The WPS rule protects workers who are paid to perform activities related to the production of agricultural plants, as well as pesticide handlers who are paid to mix, load, or apply pesticides for use on establishments producing those plants.
Last month during the Association of Farmworker Opportunity Programs (AFOP) 2017 National Conference, AFOP Health & Safety hosted the WPS Certification training for 64 pesticide safety educators from around the country using the EPA-approved train-the-trainer course #EPA WPS TTT W/H 00026. With the updated regulation, our job is to ensure that educators understand the information they will deliver, and know how to use the most effective methods and tools in their trainings.
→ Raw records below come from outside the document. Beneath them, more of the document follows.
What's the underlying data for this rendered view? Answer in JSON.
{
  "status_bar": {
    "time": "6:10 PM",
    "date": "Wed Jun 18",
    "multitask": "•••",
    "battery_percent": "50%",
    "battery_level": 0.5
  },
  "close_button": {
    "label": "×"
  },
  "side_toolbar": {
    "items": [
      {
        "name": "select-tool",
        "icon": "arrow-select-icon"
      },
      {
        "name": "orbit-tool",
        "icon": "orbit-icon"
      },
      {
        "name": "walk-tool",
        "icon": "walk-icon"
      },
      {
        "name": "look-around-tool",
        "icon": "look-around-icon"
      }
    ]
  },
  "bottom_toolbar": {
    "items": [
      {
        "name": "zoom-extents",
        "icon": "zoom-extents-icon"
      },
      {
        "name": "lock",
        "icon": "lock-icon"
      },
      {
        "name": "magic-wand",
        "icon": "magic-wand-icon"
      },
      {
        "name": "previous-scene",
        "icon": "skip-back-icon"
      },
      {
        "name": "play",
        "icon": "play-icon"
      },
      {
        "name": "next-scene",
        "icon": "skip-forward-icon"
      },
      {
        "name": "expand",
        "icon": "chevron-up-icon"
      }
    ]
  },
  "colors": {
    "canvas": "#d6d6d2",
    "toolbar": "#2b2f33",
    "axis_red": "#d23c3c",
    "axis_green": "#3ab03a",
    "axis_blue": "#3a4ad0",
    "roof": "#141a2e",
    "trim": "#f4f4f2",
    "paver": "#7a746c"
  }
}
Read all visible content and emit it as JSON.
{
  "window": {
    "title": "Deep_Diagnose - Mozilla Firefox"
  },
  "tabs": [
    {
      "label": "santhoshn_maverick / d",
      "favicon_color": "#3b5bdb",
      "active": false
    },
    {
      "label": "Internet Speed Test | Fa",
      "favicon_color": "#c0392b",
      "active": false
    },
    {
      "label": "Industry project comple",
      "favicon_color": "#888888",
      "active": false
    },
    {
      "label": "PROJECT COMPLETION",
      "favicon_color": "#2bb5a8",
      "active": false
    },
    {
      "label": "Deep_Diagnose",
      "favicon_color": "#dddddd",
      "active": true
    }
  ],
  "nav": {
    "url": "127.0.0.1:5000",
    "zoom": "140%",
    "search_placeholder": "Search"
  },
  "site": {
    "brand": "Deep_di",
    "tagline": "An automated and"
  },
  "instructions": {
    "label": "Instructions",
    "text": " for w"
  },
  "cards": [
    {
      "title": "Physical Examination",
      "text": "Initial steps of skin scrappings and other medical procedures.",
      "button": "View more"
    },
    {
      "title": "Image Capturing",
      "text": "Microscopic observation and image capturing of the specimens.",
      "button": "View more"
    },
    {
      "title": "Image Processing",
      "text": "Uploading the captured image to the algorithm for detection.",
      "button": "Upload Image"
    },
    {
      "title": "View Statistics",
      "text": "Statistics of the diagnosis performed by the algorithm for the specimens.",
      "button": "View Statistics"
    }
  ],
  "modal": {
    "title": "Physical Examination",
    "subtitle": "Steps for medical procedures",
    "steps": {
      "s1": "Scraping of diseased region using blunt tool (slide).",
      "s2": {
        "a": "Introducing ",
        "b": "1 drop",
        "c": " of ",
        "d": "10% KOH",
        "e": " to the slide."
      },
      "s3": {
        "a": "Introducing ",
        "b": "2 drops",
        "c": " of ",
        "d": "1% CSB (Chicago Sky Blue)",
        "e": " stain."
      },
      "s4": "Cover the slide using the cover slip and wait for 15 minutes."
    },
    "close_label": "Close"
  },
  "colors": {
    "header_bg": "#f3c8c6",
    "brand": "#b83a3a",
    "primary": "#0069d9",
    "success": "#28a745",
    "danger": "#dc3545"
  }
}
Participants learn the new WPS from the best, as they hear from government and university pesticide specialists.
Trainers were very fortunate to receive the training directly from EPA Pesticide Specialist and Senior Program Advisor, Richard Pont. We were also lucky to have PERC’s Deputy Director and Associate Professor of Practice at Oregon State University, Kaci Buhl. Both were interactive and engaging with the attendees over the course of the long training day. Regulations can be tough to understand and at times intimidating to approach, but Mr. Pont and Ms. Buhl simplified the information and made it easy to digest. During the class attendees were able to ask many questions directly to Mr. Pont who, having been part of the process of writing and reviewing the new rule, knows it like the back of his hand.
Ms. Kaci Buhl instructs on the difference between pesticide handlers and pesticide workers.
As we approach 2018, AFOP’s National Farmworker Training Program will continue providing pesticide safety training to farmworkers across the nation, thanks to our wonderful network of trainers and the EPA’s dedicated support. Our AFOP Health & Safety staff is working hard to ensure that each pesticide safety educator fully understands the updated rule, and delivers it in most effective way possible.
A big thank you to our team of pesticide experts from the EPA and Oregon State University: Kevin Keaney, Kaci Buhl, and Richard Pont.